Selama dikuasai oleh PT Sintrin, perkebunan Badega tidak dikelola dengan optimal. Sehingga tanah Badega masih dapat digolongkan sebagai tanah terlantar, dan masih digarap oleh petani penggarap sebelumnya. Kemudian, pada 1980 masa kelola (HGU) PT Sintrin telah habis dan kembali dikuasai oleh negara. Muncul surat pernyataan yang ditandatangani oleh 312 petani, serta Camat Cijakang dan Kepala Desa yang menyatakan bahwa para petani bersedia menyerahkan tanah Perkebunan Badega sampai akhir Juni 1985. Surat ini adalah surat palsu yang dibuat oleh kelompok suruhan Camat Cikajang yang hendak memberikan tanah tersebut kepada calon investor baru, yaitu PT SAM (Bachriadi, 2002: 34). Pada titik ini, para petani penggarap menyadari ancaman bahwa mereka akan kehilangan hak garap atas tanah yang sudah dikerjakan selama 40 tahun (Bachriadi, 2002: 34). Inilah awal mula konflik terjadi.

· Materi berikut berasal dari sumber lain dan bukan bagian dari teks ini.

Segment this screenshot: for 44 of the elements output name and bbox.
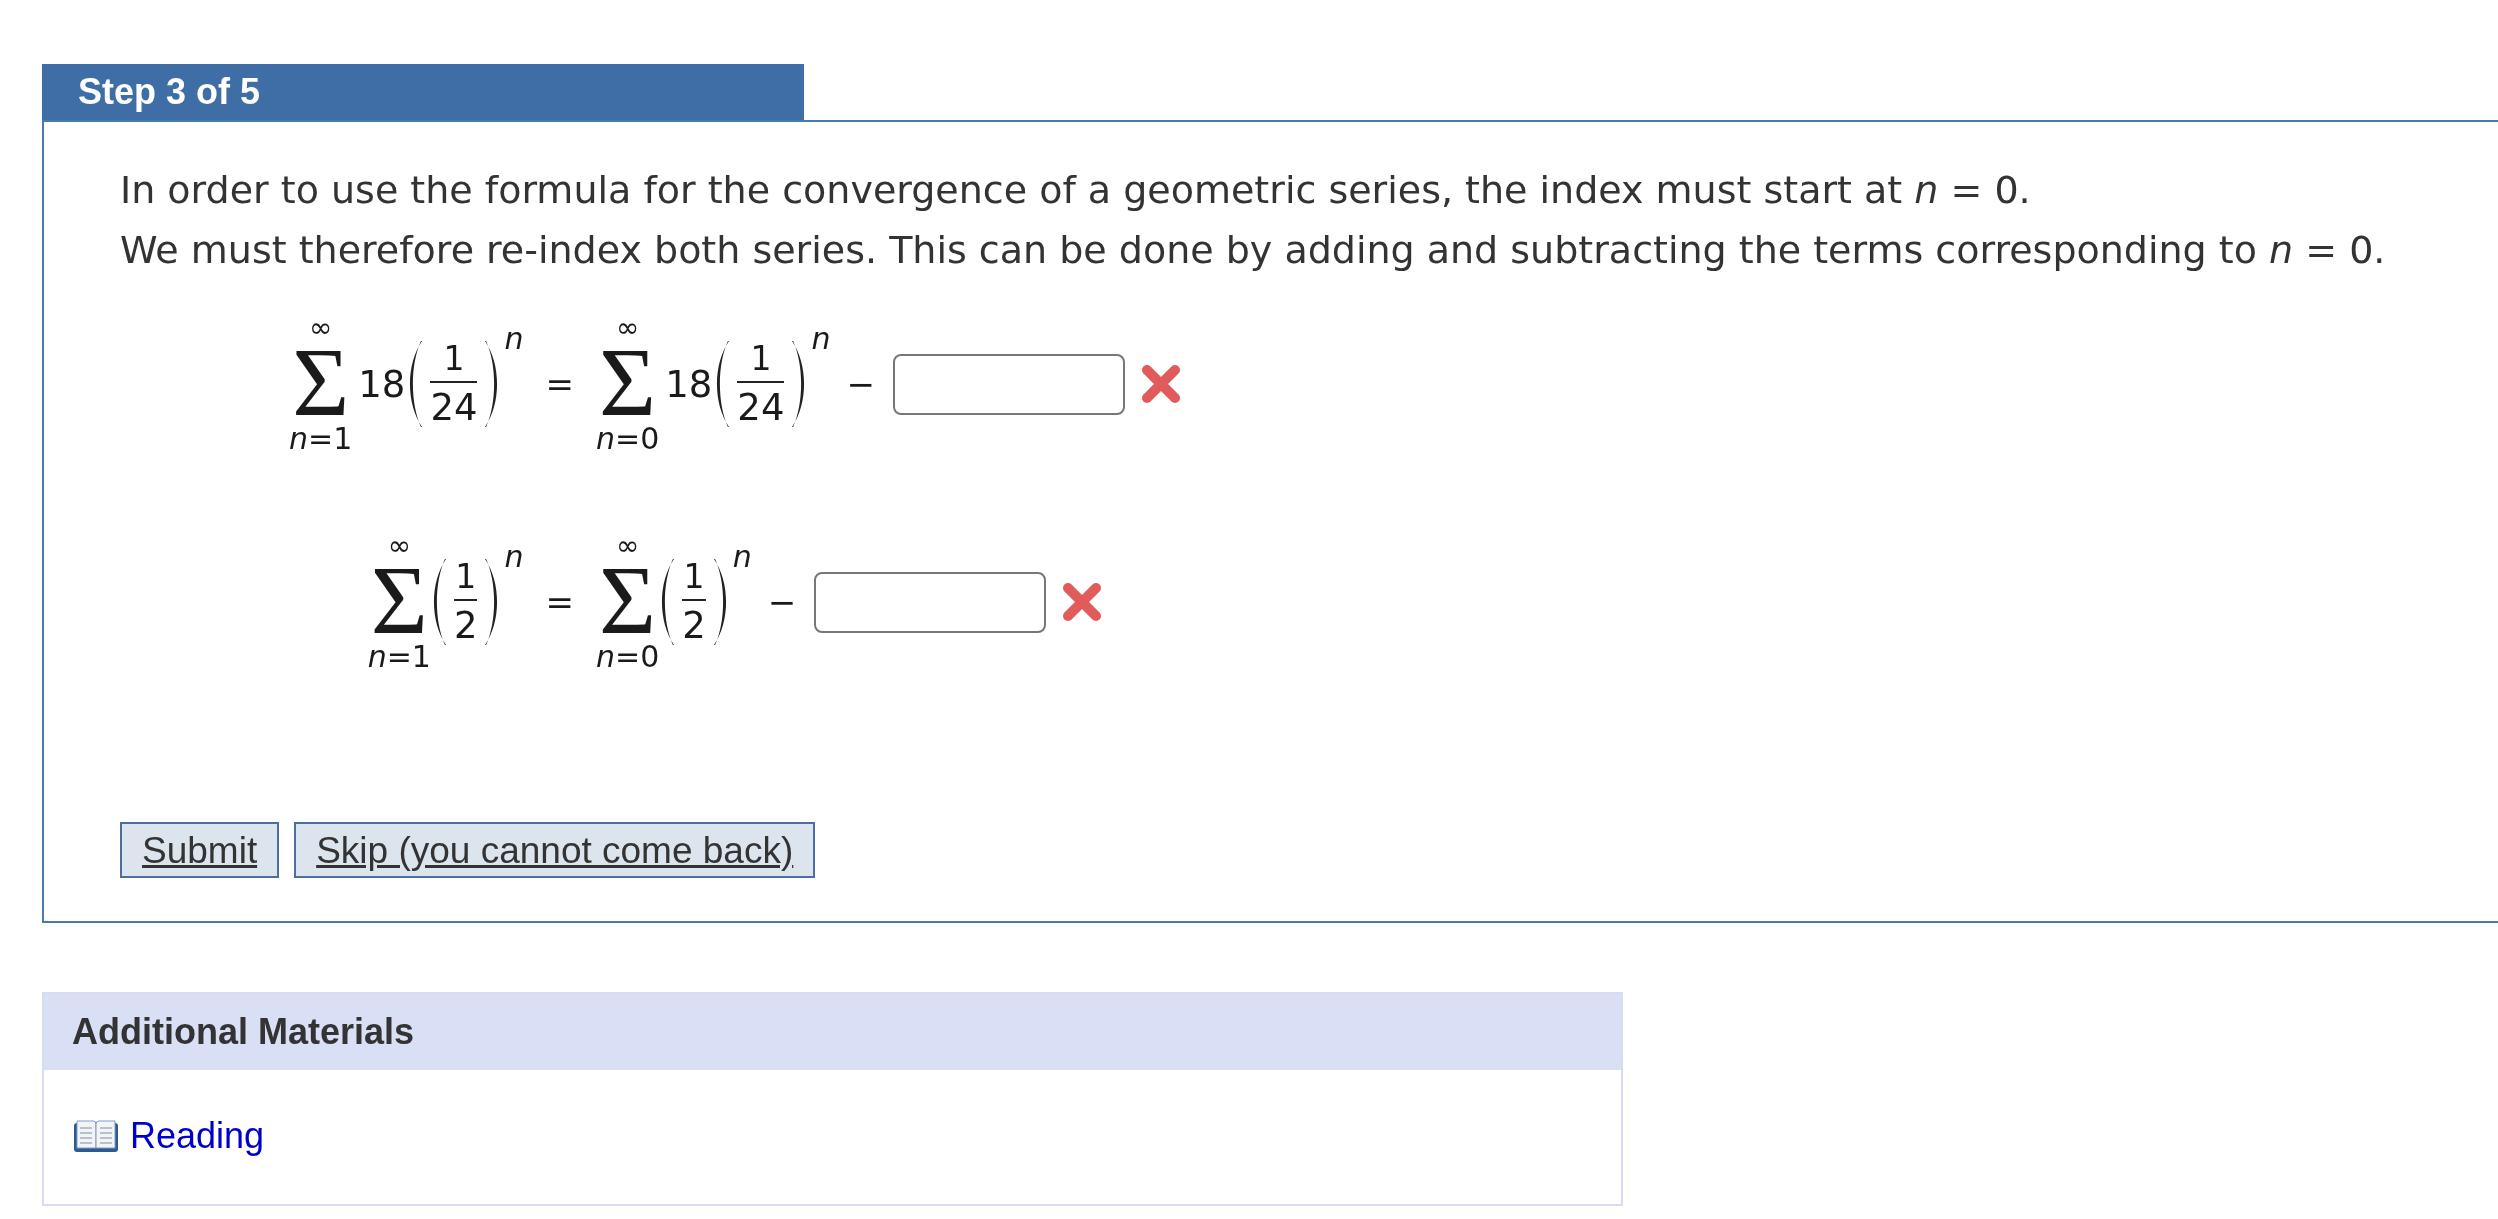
- right-parenthesis-icon: [713, 559, 729, 645]
- left-parenthesis-icon: [407, 341, 423, 427]
- exponent: n: [504, 324, 524, 354]
- summation-sign: Σ: [292, 342, 350, 422]
- numerator: 1: [455, 560, 477, 593]
- upper-limit: ∞: [615, 532, 640, 560]
- summation-sign: Σ: [599, 342, 657, 422]
- left-parenthesis-icon: [659, 559, 675, 645]
- lower-limit: n=0: [596, 424, 660, 454]
- reading-link[interactable]: Reading: [130, 1118, 265, 1154]
- numerator: 1: [443, 342, 465, 375]
- equals-sign: =: [545, 367, 574, 401]
- coefficient: 18: [358, 365, 406, 403]
- denominator: 24: [430, 389, 478, 426]
- lower-limit: n=1: [289, 424, 353, 454]
- answer-field[interactable]: [814, 571, 1047, 633]
- denominator: 2: [453, 607, 478, 644]
- lower-limit: n=1: [367, 642, 431, 672]
- exponent: n: [811, 324, 831, 354]
- denominator: 2: [682, 607, 706, 644]
- equals-sign: =: [545, 585, 574, 619]
- upper-limit: ∞: [615, 314, 640, 342]
- minus-sign: −: [846, 367, 875, 401]
- minus-sign: −: [767, 585, 797, 619]
- answer-field[interactable]: [892, 353, 1125, 415]
- numerator: 1: [750, 342, 772, 375]
- lower-limit: n=0: [596, 642, 660, 672]
- left-parenthesis-icon: [714, 341, 730, 427]
- exponent: n: [732, 542, 752, 572]
- upper-limit: ∞: [309, 314, 333, 342]
- section-title: Additional Materials: [44, 994, 1621, 1070]
- summation-sign: Σ: [370, 560, 428, 640]
- summation-sign: Σ: [599, 560, 657, 640]
- upper-limit: ∞: [387, 532, 411, 560]
- submit-button[interactable]: Submit: [120, 822, 280, 878]
- instruction-text: In order to use the formula for the convergence of a geometric series, the index must start at n = 0.: [120, 167, 2031, 214]
- skip-button[interactable]: Skip (you cannot come back): [294, 822, 816, 878]
- book-icon: [74, 1118, 118, 1154]
- exponent: n: [504, 542, 524, 572]
- coefficient: 18: [665, 365, 713, 403]
- step-header: Step 3 of 5: [42, 64, 804, 120]
- instruction-text: We must therefore re-index both series. This can be done by adding and subtracting the terms corresponding to n = 0.: [120, 227, 2386, 274]
- numerator: 1: [683, 560, 705, 593]
- denominator: 24: [737, 389, 785, 426]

Pada 3 Juli 1986, tanpa pemberitahuan, Mendagri menerbitkan Surat Keputusan (SK) No. 33/HGU/DA/1986 kepada PT SAM yang berakhir pada 1 September 2011 (Suryana, 2017: 12). Sejak saat itu, PT SAM bersama dengan aparat dan organisasi Himpunan Kerukunan Tani Indonesia (HKTI) tingkat kecamatan melakukan berbagai ancaman dan teror untuk mengusir petani keluar dari tanah garapan, termasuk dari pemukiman yang berada di areal HGU PT SAM (Bachriadi, 2002: 35). Kondisi mendesak ini menimbulkan perlawanan yang dilakukan oleh petani penggarap yang juga turut bekerja sama dengan sejumlah aktivis mahasiswa, NGO, terutama LBH Bandung sebagai kuasa hukum para petani penggarap.

Sejumlah petani melawan dengan cara menduduki lahan atau tetap menggarap lahan di Perkebunan Badega. Pendudukan ini menyebabkan tujuh petani ditahan oleh kepolisian (dan bertambah menjadi 13 orang petani), dengan dakwaan melakukan tindakan kriminal, merusak patok perkebunan dan melakukan penghasutan untuk berbuat keonaran (Bachriadi, 2002: 36). Pemberitaan kasus yang meluas pun mengakibatkan pembelaan juga datang dari dunia internasional kepada kelompok petani penggarap Badega. Sampai akhirnya, para penggarap berhasil merebut kembali tanah yang sudah digarap selama 40 tahun meskipun PT SAM masih memegang HGU. PT SAM pun tidak pernah lagi mengusik para petani semenjak itu (Bachriadi, 2002: 36).


Bachriadi, D. 2002. Warisan Kolonial Yang Tidak Diselesaikan: Konflik dan Pendudukan Tanah di Tapos dan Badega, Jawa Barat. In Berebut Tanah: Beberapa Kajian Berperspektif Kampus dan Kampung, Lounela, A. & Zakaria, R. Y. (Eds.). Yogyakarta: Insist Press; Suryana, E. 2017. Sertifikasi Lahan Pendudukan: Praktik Reforma Agraria Jokowi di Garut Selatan, Jawa Barat. Seri Working Paper Kebijakan Agraria dan Pembangunan Paska Orde Baru, Volume 1, Nomor 15. Bandung: ARC.